Vertical farming also has the potential for the production of functional food: if one has kidney problems and would like to eat lettuce with less potassium, it makes sense to produce this lettuce in an indoor farm. It is more difficult to grow low-potassium lettuce in a greenhouse or in an open field because there the growers have to rely on sunlight, which influences the nutritional content in an uncontrolled way. Indoor farming can also develop its potential for the cultivation of pharmaceutical crops – to influence their nutritional content in a controlled way.


The process of creating an indoor farm for GrowWise begins like that: customers look through business cases based on ten years’ experience to have a better understanding of what might meet their requirements. Then the research centre with its partners prepares a model, which helps the customers to assume a cost per kilogram of produce: “We take the growing results that we have achieved in all the project done in GrowWise and in Brightbox (vertical farming expertise centre at the Brightlands Campus Greenport Venlo) and also done for our customers to come up with the yield prediction, which is based on a facility of a certain dimensions. We assume certain costs of the investment, and we can come up with the price per kilo of produce.

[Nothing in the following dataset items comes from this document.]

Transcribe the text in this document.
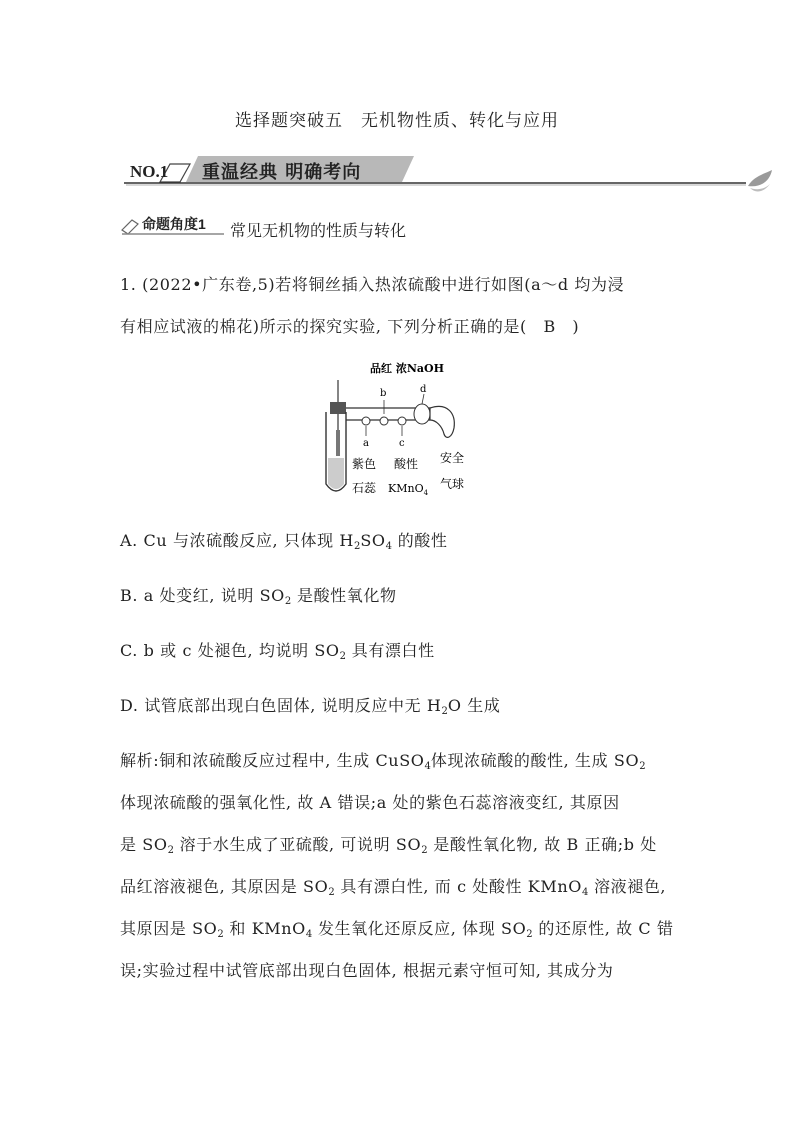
选择题突破五　无机物性质、转化与应用
NO.1 重温经典 明确考向
命题角度1 常见无机物的性质与转化
1. (2022•广东卷,5)若将铜丝插入热浓硫酸中进行如图(a～d 均为浸
有相应试液的棉花)所示的探究实验, 下列分析正确的是(　B　)
品红 浓NaOH
b	d
a	c
紫色
石蕊
酸性
KMnO$_4$
安全
气球
A. Cu 与浓硫酸反应, 只体现 $H_2SO_4$ 的酸性
B. a 处变红, 说明 $SO_2$ 是酸性氧化物
C. b 或 c 处褪色, 均说明 $SO_2$ 具有漂白性
D. 试管底部出现白色固体, 说明反应中无 $H_2O$ 生成
解析:铜和浓硫酸反应过程中, 生成 CuSO$_4$体现浓硫酸的酸性, 生成 $SO_2$
体现浓硫酸的强氧化性, 故 A 错误;a 处的紫色石蕊溶液变红, 其原因
是 $SO_2$ 溶于水生成了亚硫酸, 可说明 $SO_2$ 是酸性氧化物, 故 B 正确;b 处
品红溶液褪色, 其原因是 $SO_2$ 具有漂白性, 而 c 处酸性 KMnO$_4$ 溶液褪色,
其原因是 $SO_2$ 和 KMnO$_4$ 发生氧化还原反应, 体现 $SO_2$ 的还原性, 故 C 错
误;实验过程中试管底部出现白色固体, 根据元素守恒可知, 其成分为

We put it into the business model and if that kind of model works for the customer, we start to discuss the system architecture. We involve our partners who do the detailed engineering: automation, sowing lines, transplanting, germination, growing rooms, climate and irrigation control, CO2 control, spacing, lighting – all of that is considered. Our partners also implement engineering for customers. Typically, the process of creating a vertical farm from the beginning to the implementation takes at least a year. The construction lasts roughly six months and during this time we repeatedly grow the leafy greens to validate the results, so as in three months the customers can have a pretty solid, validated reproducible growth recipe. Then it is necessary to design the facility, make sure that all the partners communicate well, integrate everything, engineer that and implement it. This is how you build a large-scale automated vertical farm.”

“If someone wants to create a small scale research room such as the ones we have here, it’s fairly easy to build – but it can only be useful for a first rough estimation before doing research. If you want to make a vertical farm scalable, automation is the best way to do it.”


“In Asia vertical farms are called “plant factories” which may sound as something very artificial for us here, in Europe, but in fact it is quite a good name for an indoor farm facility, because if you run it as a factory, you make sure that everything is controlled, reproducible and scalable – that us what is important if you really want to be successful as an indoor farmer. In Asia consumers view a factory as something well controlled, hence maintaining good quality standards, that is why a “plant factory” term is appealing to the Asian customers. In Europe consumers like the term “indoor farm” more, because “a farm” sounds nicer and warmer than a factory. People prefer to imagine somebody with a beard and dirty hands growing crops because it resembles a farm. By the way, when we introduced bumblebees into our facilities to pollinate the strawberries, everybody loved it and then, all of a sudden, an indoor research facility from artificial and factory-like became nice and cosy.”